Voldemort actor Ralph Fiennes, on the other hand, has slammed the blowback against Rowling as “disgusting” and “appalling.” Helena Bonham Carter, who starred as the villainous Bellatrix Lestrange in four “Harry Potter” films, also called the backlash “horrendous” and “a load of bollocks.”

“It’s been taken to the extreme, the judgmental-ism of people,” Bonham Carter told The Times UK last year. “She’s allowed her opinion, particularly if she’s suffered abuse. Everybody carries their own history of trauma and forms their opinions from that trauma and you have to respect where people come from and their pain. You don’t all have to agree on everything — that would be insane and boring. She’s not meaning it aggressively, she’s just saying something out of her own experience.”

Rowling remains unconcerned with how the backlash might affect her legacy.
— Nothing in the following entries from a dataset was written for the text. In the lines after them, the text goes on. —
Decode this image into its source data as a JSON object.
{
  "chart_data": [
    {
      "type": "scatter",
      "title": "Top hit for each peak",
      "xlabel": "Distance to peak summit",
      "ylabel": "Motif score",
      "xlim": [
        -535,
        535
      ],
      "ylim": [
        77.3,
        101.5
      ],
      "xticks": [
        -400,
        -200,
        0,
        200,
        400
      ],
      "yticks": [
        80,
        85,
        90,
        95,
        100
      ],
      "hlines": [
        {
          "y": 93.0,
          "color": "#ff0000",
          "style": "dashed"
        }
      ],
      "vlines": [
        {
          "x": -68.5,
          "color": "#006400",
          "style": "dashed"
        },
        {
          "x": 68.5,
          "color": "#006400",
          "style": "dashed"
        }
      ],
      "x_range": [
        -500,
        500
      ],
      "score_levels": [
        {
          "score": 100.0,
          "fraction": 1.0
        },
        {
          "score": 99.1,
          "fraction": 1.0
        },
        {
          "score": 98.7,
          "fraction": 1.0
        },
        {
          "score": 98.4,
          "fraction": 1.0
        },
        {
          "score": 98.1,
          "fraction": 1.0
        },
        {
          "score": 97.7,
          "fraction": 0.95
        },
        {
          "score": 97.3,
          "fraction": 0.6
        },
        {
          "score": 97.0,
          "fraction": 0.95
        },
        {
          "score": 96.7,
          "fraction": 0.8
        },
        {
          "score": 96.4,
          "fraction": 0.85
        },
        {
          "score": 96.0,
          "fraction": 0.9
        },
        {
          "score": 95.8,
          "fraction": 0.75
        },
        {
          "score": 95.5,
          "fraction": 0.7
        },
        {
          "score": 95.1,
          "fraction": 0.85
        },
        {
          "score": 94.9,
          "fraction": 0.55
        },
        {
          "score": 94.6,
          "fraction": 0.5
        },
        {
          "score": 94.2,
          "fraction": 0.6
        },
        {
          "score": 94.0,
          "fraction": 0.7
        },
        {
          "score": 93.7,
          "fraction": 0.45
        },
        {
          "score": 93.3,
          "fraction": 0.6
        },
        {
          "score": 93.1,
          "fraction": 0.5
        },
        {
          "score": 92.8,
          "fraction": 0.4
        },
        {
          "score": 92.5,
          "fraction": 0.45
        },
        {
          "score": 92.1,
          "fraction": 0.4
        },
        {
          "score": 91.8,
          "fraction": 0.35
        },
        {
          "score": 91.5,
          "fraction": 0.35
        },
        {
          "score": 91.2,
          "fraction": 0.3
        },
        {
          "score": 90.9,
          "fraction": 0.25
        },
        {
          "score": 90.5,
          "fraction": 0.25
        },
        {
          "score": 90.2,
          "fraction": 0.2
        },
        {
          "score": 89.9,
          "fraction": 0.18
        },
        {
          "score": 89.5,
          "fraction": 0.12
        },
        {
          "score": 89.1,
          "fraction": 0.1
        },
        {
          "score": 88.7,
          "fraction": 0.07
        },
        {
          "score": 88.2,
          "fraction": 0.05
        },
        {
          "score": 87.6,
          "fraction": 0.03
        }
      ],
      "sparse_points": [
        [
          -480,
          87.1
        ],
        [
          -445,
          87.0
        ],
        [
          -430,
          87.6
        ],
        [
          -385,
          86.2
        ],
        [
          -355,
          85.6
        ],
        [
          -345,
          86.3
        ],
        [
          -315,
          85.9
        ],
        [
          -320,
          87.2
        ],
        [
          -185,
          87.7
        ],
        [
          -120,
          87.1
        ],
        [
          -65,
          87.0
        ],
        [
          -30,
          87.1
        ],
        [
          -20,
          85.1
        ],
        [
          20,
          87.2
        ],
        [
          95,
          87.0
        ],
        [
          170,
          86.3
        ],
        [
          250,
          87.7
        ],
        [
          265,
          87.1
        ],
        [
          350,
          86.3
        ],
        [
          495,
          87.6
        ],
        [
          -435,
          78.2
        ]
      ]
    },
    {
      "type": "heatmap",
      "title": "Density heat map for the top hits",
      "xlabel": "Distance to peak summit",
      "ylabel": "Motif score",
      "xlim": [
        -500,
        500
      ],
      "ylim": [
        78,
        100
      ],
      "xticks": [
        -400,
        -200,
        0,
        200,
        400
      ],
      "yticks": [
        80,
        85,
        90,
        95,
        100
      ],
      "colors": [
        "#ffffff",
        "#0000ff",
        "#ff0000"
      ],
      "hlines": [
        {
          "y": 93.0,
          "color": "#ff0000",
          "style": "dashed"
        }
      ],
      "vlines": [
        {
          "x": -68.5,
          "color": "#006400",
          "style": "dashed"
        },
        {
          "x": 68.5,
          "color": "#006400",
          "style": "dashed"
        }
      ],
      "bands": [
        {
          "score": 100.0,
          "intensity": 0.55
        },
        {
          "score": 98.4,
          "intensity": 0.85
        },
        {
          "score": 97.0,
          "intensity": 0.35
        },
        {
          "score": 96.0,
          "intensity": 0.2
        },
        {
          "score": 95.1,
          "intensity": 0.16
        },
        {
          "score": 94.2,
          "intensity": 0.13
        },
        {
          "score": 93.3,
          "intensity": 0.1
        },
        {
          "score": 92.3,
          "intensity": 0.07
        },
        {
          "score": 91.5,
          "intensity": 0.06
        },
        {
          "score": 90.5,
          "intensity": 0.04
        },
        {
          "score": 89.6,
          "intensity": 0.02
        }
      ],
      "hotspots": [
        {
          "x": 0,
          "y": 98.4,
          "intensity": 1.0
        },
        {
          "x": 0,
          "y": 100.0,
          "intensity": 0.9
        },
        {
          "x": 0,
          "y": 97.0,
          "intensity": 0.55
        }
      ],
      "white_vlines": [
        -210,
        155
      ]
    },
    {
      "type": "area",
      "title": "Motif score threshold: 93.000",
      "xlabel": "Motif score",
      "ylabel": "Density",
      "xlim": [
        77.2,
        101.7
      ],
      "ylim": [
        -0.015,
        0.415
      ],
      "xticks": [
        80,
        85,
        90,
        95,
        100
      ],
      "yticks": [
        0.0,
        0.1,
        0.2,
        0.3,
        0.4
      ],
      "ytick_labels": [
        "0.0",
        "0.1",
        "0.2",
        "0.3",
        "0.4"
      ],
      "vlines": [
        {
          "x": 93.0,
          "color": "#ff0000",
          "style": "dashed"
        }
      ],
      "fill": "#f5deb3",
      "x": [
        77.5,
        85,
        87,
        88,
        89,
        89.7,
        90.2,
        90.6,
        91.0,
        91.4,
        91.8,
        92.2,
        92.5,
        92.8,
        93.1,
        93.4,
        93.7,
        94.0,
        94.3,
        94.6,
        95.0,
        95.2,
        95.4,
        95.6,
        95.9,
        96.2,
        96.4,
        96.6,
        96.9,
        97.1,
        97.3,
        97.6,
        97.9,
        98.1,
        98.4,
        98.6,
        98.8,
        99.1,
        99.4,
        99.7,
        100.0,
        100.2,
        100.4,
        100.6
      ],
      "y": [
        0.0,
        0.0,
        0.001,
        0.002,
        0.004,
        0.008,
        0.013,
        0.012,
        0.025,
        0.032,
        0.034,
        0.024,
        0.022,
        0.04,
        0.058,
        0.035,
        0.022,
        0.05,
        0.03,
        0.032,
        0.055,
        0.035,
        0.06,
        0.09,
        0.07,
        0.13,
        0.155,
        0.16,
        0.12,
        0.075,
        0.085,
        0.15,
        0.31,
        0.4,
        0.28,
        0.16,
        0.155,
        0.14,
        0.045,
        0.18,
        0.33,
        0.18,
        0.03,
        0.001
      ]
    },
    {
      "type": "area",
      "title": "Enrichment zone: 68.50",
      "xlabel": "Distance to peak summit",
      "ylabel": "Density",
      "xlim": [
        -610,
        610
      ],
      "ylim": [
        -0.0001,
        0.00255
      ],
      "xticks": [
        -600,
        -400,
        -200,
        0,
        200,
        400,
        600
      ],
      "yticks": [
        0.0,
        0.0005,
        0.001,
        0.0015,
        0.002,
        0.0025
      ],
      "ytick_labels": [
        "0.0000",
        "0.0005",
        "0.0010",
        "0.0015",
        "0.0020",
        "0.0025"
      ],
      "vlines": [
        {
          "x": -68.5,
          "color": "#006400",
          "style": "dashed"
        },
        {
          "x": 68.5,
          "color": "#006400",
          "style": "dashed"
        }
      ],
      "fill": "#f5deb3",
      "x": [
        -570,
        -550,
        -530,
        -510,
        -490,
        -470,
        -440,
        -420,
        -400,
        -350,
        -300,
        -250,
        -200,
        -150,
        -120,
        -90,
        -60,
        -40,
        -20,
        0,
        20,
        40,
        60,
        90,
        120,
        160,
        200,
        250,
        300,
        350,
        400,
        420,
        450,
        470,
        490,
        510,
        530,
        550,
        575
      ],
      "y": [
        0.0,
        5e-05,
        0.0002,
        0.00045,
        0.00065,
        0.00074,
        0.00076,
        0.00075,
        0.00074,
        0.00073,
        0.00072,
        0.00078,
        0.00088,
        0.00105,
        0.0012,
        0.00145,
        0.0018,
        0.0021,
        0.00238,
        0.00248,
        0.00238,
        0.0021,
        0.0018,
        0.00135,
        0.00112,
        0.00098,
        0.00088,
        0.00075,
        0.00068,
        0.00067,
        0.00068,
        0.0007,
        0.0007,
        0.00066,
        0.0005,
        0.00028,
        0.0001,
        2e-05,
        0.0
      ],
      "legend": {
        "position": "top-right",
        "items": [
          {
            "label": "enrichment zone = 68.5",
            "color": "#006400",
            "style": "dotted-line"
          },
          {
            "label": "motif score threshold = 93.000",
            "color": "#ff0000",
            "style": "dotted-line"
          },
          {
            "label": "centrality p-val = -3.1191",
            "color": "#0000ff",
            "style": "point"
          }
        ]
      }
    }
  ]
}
The author is the subject of the recently launched podcast series “The Witch Trials of J.K. Rowling,” in which she’s addressed the anti-trans controversy.

“What has interested me in recent years, particularly on social media [is when fans say], ‘You’ve ruined your legacy. Oh, you could have been beloved forever, but you chose to say this,’” Rowling said on the series. “And I think: ‘You could not have misunderstood me more profoundly.’ I never set out to upset anyone. However, I was not uncomfortable with getting off my pedestal.”